According to a Chapala board that is a rumor and they have no arrests so far and are investigating it further. The thread that contained this was deleted from the webboard yesterday morning. They do have fingerprints.

They state one Dodge Caravan was taken and other sources say 2 trucks were taken in the Canadian news. Mexican news states 2 "camionetas" were taken.

I seems to be not clear who did it, so far.


----------



## Longford (May 25, 2012)

Regarding the Canadians killed, one of the alleged perpetrators is still on the run. 

Another expat (from the USA) met a smililar, violent death in the Lake Chapala area, however:



> The remains of an American citizen have been found at Jocotepec, Mexico, along the western shore of Lake Chapala, Jalisco state authorities reported late Thursday. They called the case a homicide. ... The victim was identified as John Paul Ateel, 67, who lived in the Roca Azul neighborhood.


Read more: 

MGR - the Mexico Gulf Reporter: U.S. national found murdered in Jocotepec, Jalisco


----------



## conorkilleen (Apr 28, 2010)

wow, how sad. Stay safe out there folks.


----------



## Melody11 (Jan 12, 2014)

it is so sad, I also like to condulence the family and the friends of this poor murdered couple.R.I.P.


----------



## Isla Verde (Oct 19, 2011)

It sounds like Lakeside may be less safe for expats than big bad Mexico City. I can't recall the last time I heard of an expat being murdered in the D.F.


----------



## TundraGreen (Jul 15, 2010)

Isla Verde said:


> It sounds like Lakeside may be less safe for expats than big bad Mexico City. I can't recall the last time I heard of an expat being murdered in the D.F.


Aren't you making the same mistake people make when they think Mexico isn't safe. The fact that there were two incidents in a short period of time tells us little or nothing about the safety. It is too small a sample to be significant. Does the fact that there were two mass shootings in the Denver area mean that all of the schools and theaters in Denver should close?

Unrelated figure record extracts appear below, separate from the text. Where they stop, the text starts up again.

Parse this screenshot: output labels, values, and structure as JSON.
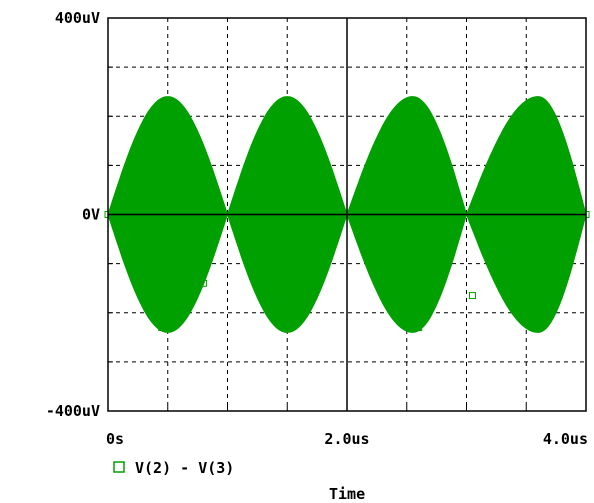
{
  "chart_data": {
    "type": "area",
    "title": "",
    "xlabel": "Time",
    "ylabel": "",
    "xlim": [
      0,
      4.0
    ],
    "x_unit": "us",
    "ylim": [
      -400,
      400
    ],
    "y_unit": "uV",
    "x_ticks": [
      0,
      2.0,
      4.0
    ],
    "x_tick_labels": [
      "0s",
      "2.0us",
      "4.0us"
    ],
    "y_ticks": [
      -400,
      0,
      400
    ],
    "y_tick_labels": [
      "-400uV",
      "0V",
      "400uV"
    ],
    "grid": true,
    "legend_position": "bottom-left",
    "series": [
      {
        "name": "V(2) - V(3)",
        "color": "#00A000",
        "description_type": "amplitude-modulated carrier envelope",
        "envelope_peaks_x": [
          0.5,
          1.5,
          2.55,
          3.6
        ],
        "envelope_zeros_x": [
          0,
          1.0,
          2.0,
          3.0,
          4.0
        ],
        "envelope_peak_y": 240,
        "envelope_trough_y": -240
      }
    ]
  }
}
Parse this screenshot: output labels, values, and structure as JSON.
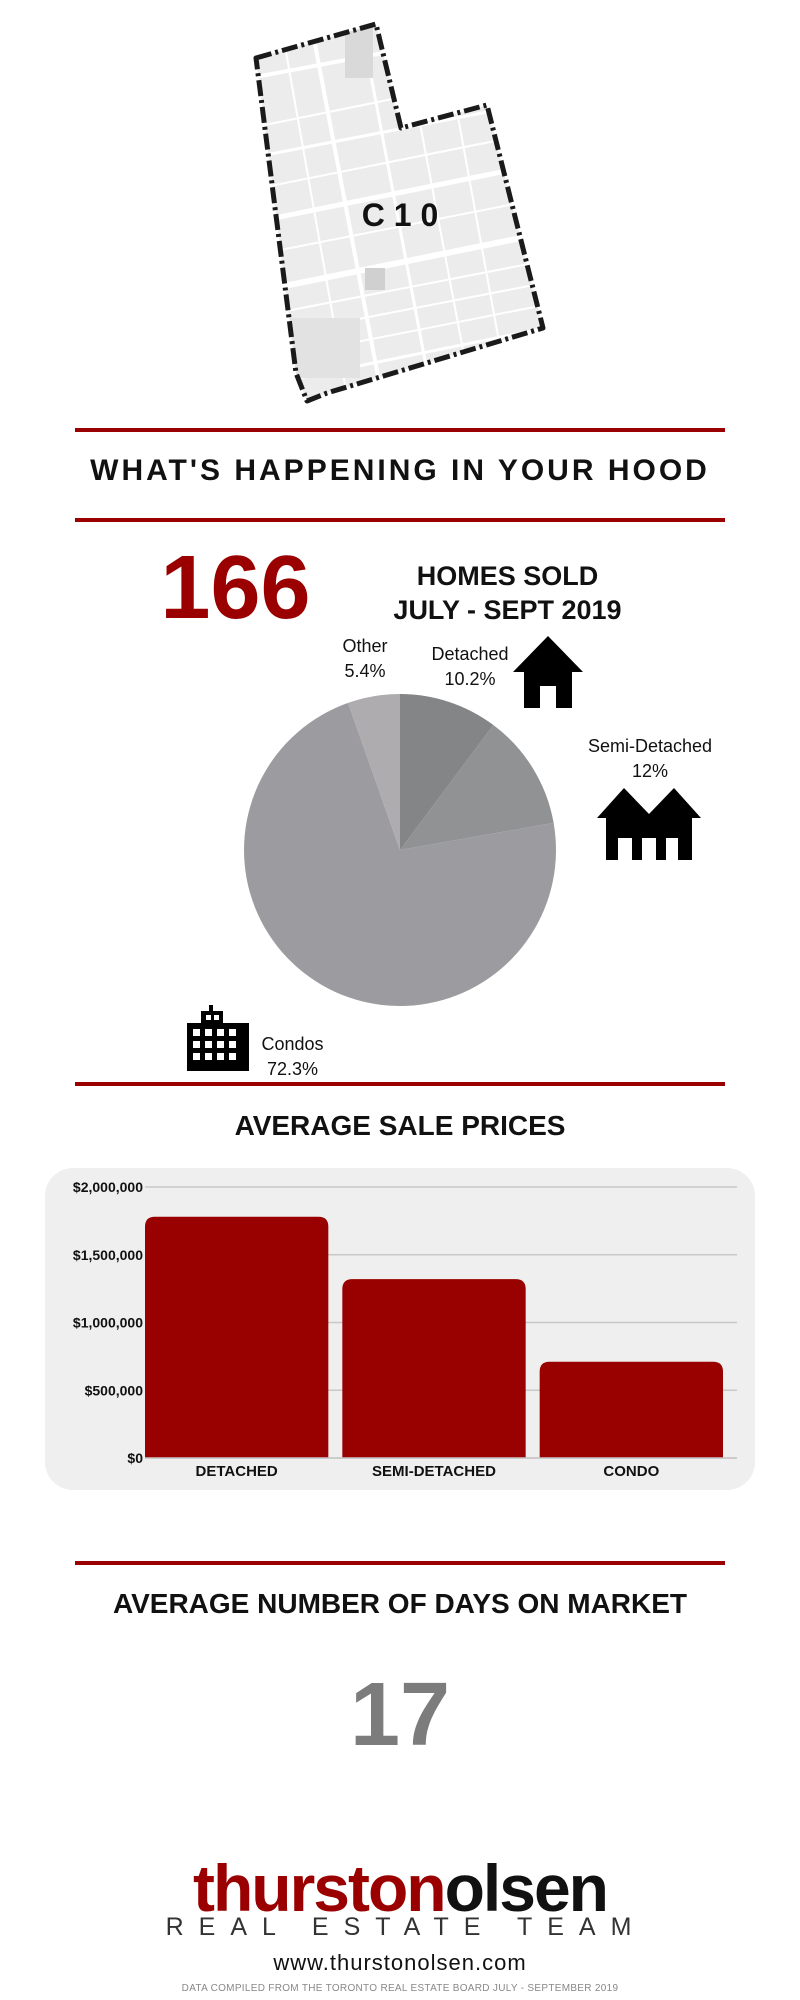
{
  "map": {
    "label": "C 1 0"
  },
  "header": {
    "title": "WHAT'S HAPPENING IN YOUR HOOD"
  },
  "homes_sold": {
    "count": "166",
    "line1": "HOMES SOLD",
    "line2": "JULY - SEPT 2019"
  },
  "chart_data": [
    {
      "type": "pie",
      "slices": [
        {
          "name": "Detached",
          "pct_label": "10.2%",
          "value": 10.2,
          "color": "#838587"
        },
        {
          "name": "Semi-Detached",
          "pct_label": "12%",
          "value": 12,
          "color": "#909294"
        },
        {
          "name": "Condos",
          "pct_label": "72.3%",
          "value": 72.3,
          "color": "#9c9ca0"
        },
        {
          "name": "Other",
          "pct_label": "5.4%",
          "value": 5.4,
          "color": "#aeacae"
        }
      ],
      "icons": [
        "house-icon",
        "semi-detached-icon",
        "condo-building-icon"
      ]
    },
    {
      "type": "bar",
      "title": "AVERAGE SALE PRICES",
      "categories": [
        "DETACHED",
        "SEMI-DETACHED",
        "CONDO"
      ],
      "values": [
        1780000,
        1320000,
        710000
      ],
      "ylim": [
        0,
        2000000
      ],
      "yticks": [
        0,
        500000,
        1000000,
        1500000,
        2000000
      ],
      "ytick_labels": [
        "$0",
        "$500,000",
        "$1,000,000",
        "$1,500,000",
        "$2,000,000"
      ],
      "bar_color": "#990000",
      "grid": true
    }
  ],
  "prices": {
    "title": "AVERAGE SALE PRICES"
  },
  "days_on_market": {
    "title": "AVERAGE NUMBER OF DAYS ON MARKET",
    "value": "17"
  },
  "brand": {
    "name_part1": "thurston",
    "name_part2": "olsen",
    "tagline": "REAL ESTATE TEAM",
    "website": "www.thurstonolsen.com"
  },
  "footnote": "DATA COMPILED FROM THE TORONTO REAL ESTATE BOARD JULY - SEPTEMBER 2019",
  "colors": {
    "accent": "#9b0000",
    "grey_number": "#7c7c7c"
  }
}
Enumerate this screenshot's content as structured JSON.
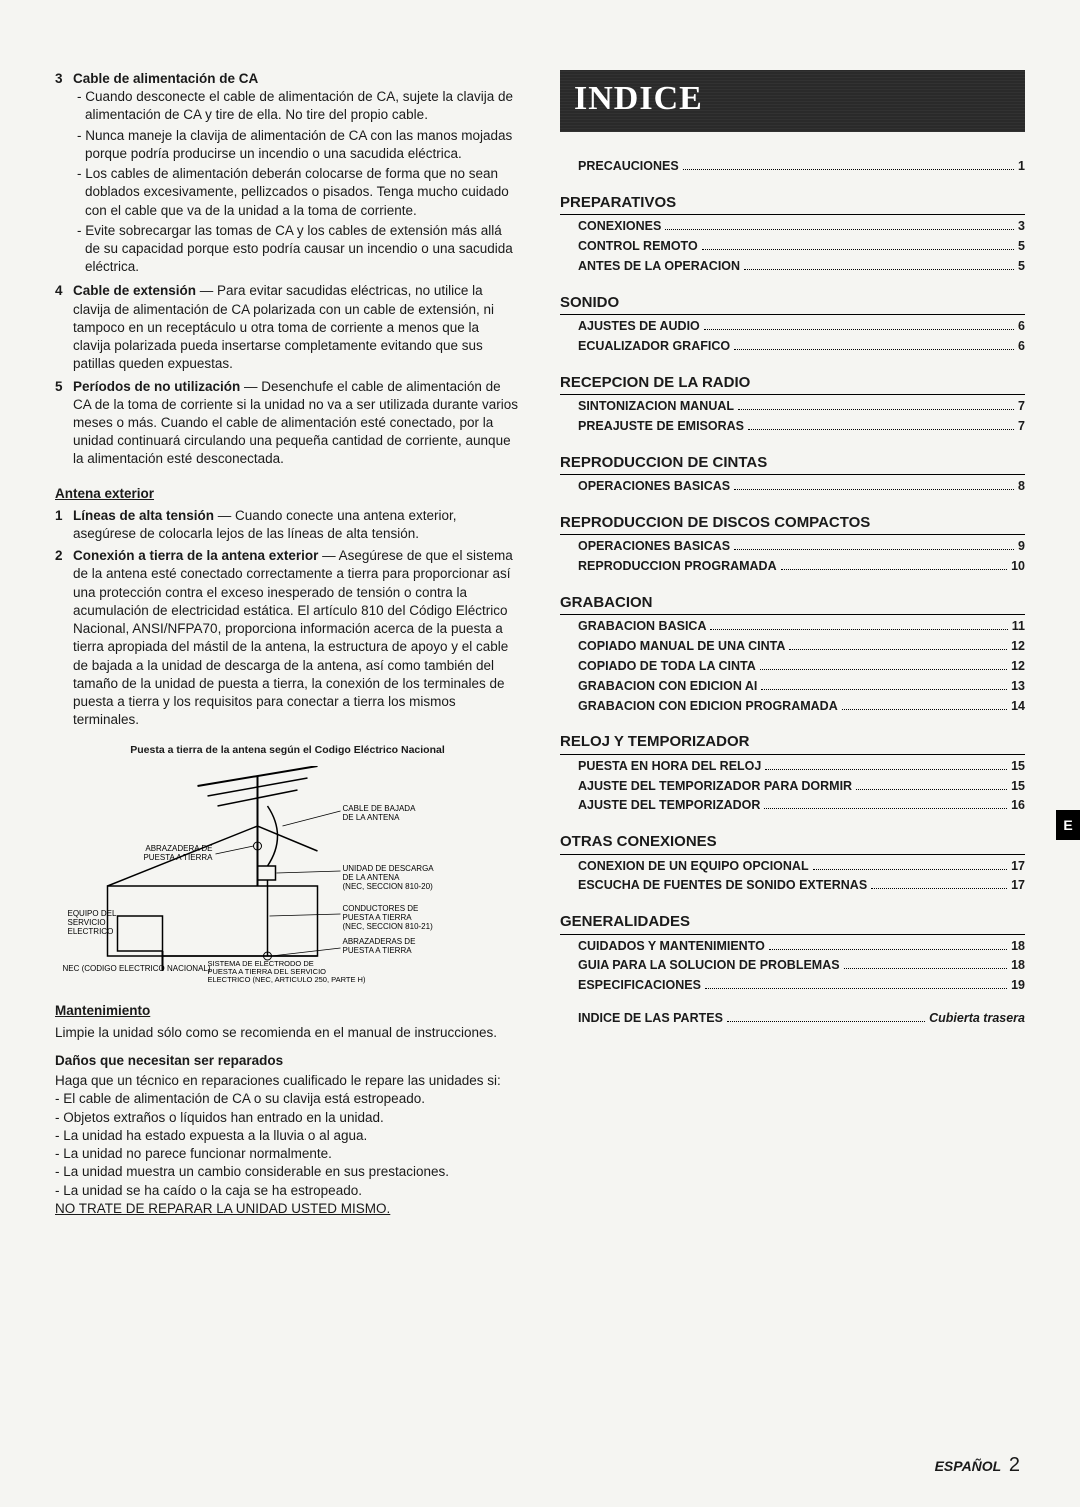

Or is it just a coincidence that there happened to be two incidents in the same area.

But I suspect you were jesting.


----------



## Isla Verde (Oct 19, 2011)

TundraGreen said:


> Aren't you making the same mistake people make when they think Mexico isn't safe. The fact that there were two incidents in a short period of time tells us little or nothing about the safety. It is too small a sample to be significant. Does the fact that there were two mass shootings in the Denver area mean that all of the schools and theaters in Denver should close? Or is it just a coincidence that there happened to be two incidents in the same area.
> 
> But I suspect you were jesting.


That's a good point, Will. I was basing my comments on anecdotal evidence, rather than using a statistically-valid sample of shootings.


----------



## Isla Verde (Oct 19, 2011)

TundraGreen said:


> Aren't you making the same mistake people make when they think Mexico isn't safe. The fact that there were two incidents in a short period of time tells us little or nothing about the safety. It is too small a sample to be significant. Does the fact that there were two mass shootings in the Denver area mean that all of the schools and theaters in Denver should close? Or is it just a coincidence that there happened to be two incidents in the same area.
> 
> But I suspect you were jesting.


Not really.


----------



## conorkilleen (Apr 28, 2010)

The moment you think you are 100% safe anywhere, you might as well climb back inside the womb.

As it turns out the "Bubble-pat" population is not so bubble-ish after all.


----------



## The Largisimo (Mar 30, 2009)

What is a Bubble-pat?


----------



## lagoloo (Apr 12, 2011)

I'm guessing it's an expat who thinks he/she lives is a bubble of untouchable safety because of being an expat.
Surprise!!


----------



## conorkilleen (Apr 28, 2010)

My definition is very similar to that lagoloo. I playfully refer to the Chapala society as Bubble-pats. Its like being on Mars but with no Martians.


----------



## TundraGreen (Jul 15, 2010)

lagoloo said:


> I'm guessing it's an expat who thinks he/she lives is a bubble of untouchable safety because of being an expat.
> Surprise!!


Or it is expats who live in a bubble with other expats isolated from the world outside their bubble. Like all stereotypes, there is probably some truth to it for some but not for everyone living in the same environment.


----------



## Isla Verde (Oct 19, 2011)

Is the air in an expat bubble cleaner and sweeter than the air the rest of us living in Mexico breathe?


----------



## conorkilleen (Apr 28, 2010)

Isla Verde said:


> Is the air in an expat bubble cleaner and sweeter than the air the rest of us living in Mexico breathe?


Probably has a dank musk of Metamucil pedos y Ben-gay.


----------



## lagoloo (Apr 12, 2011)

I was just thinking about the Bubblepat notion and realized it's common to all people, everywhere, who live in upper class neighborhoods, gated communities and the suchlike where they are not in contact with the grungy realities of their less fortunate fellow citizens. It's not a foreigner thing: is it perhaps an economic thing?


----------



## sfmaestra (Oct 8, 2013)

It's hard to wax poetic while talking about "farts," but connorkilleen certainly gave it a good try.


----------